For how long though? How much time do I have left? How many hours, months and seasons do I have to play with – because at the end of the day, well, that’s one less left in my existence. And who knows if this day I’ve lived half my life or whether tomorrow I have only a handful of breaths to do with what I choose.

And what I choose counts because time waits for no man. It’s been like that since the beginning – but let’s not get into that discussion.

I think Eleanor Roosevelt had it right when she said: “Yesterday is history, tomorrow is a mystery, today is a gift which is why we call it the present.”

One day; 24 hours; 86,400 seconds. Time may be up my sleeve but it’s out of my hands to change it.

Thursday, February 03, 2011

Everywhere You Go.

Novelist Marcel Proust once said a change in the weather is sufficient to recreate the world and ourselves.

Really?

It begs the question, how much change is needed in said weather to bring that recreation? In the world it can take as little as a split-second lightning strike or maybe something more extensive like the longest recorded drought in history at Chile’s Atacama Desert lasting 400 years from 1571 to 1971.

The world I can understand being recreated and realistically you’d have your head in the sand to say natural disasters weren’t on the increase.

But what about the recreation in ourselves? Or of ourselves?

Every year in the first two weeks of January I get My Song. My Song is something that sets the theme for the 12 months that follow. Sometimes it’s a challenge to see things differently, like last year was U2’s Beautiful Day. Mostly I think it’s to make me look outside myself; learn to be a lot more thankful and recognise the part I play in the world. My Song is an encouragement to see things differently, change perspective, live life fully.

So this year My Song is one I think Marcel Proust would agree fitted his words.

Crowded House’s Weather With You is going to keep me on my toes, but if that’s in gumboots or jandals remains to be seen.
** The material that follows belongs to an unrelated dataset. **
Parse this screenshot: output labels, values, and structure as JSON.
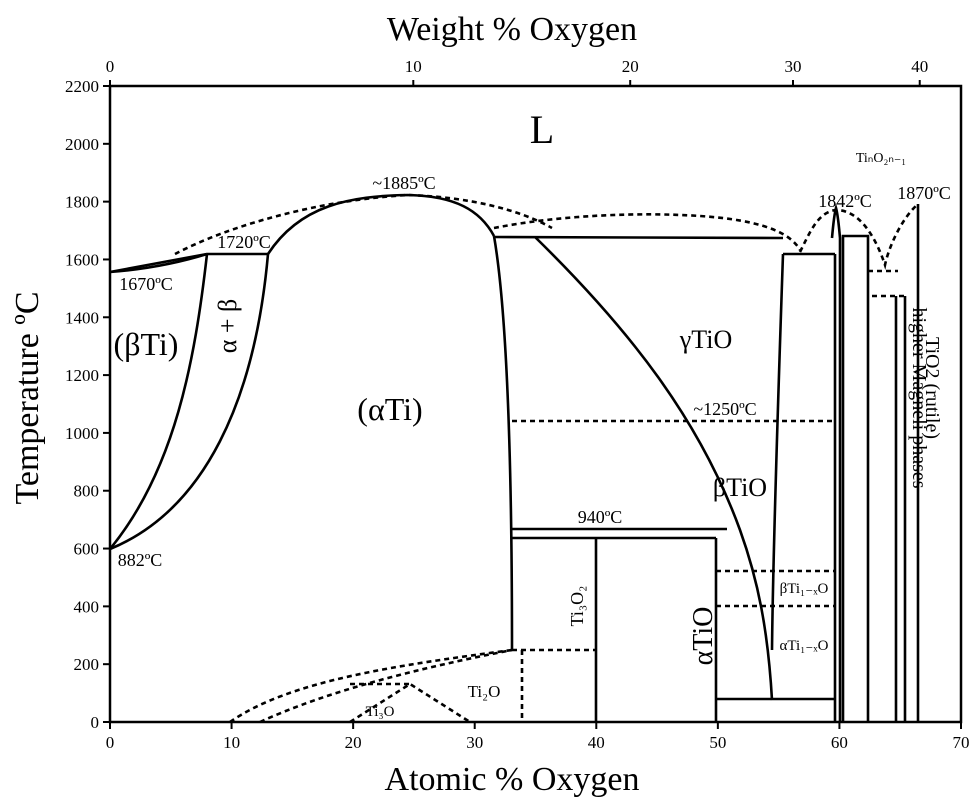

If I take the weather with me everywhere I go, then it stands to reason sometimes my inner storminess will need to get blown out to sea.

Growth takes every season’s input and during those three-month time frames important things are taking place. Did you know there are 168 types of weather including: pea soup, solar eclipse, dust devil, bitter brisk, midnight sun, solar corona, whirlpool, meteorite strike, falling star, howling wind and my favourite ~ beastly?

Needless to say, sometimes the forecast doesn’t quite turn out as expected. I can only hope my inner-meteorologist is prepared for whatever the morning sky brings despite what the mercury indicates on the thermometer.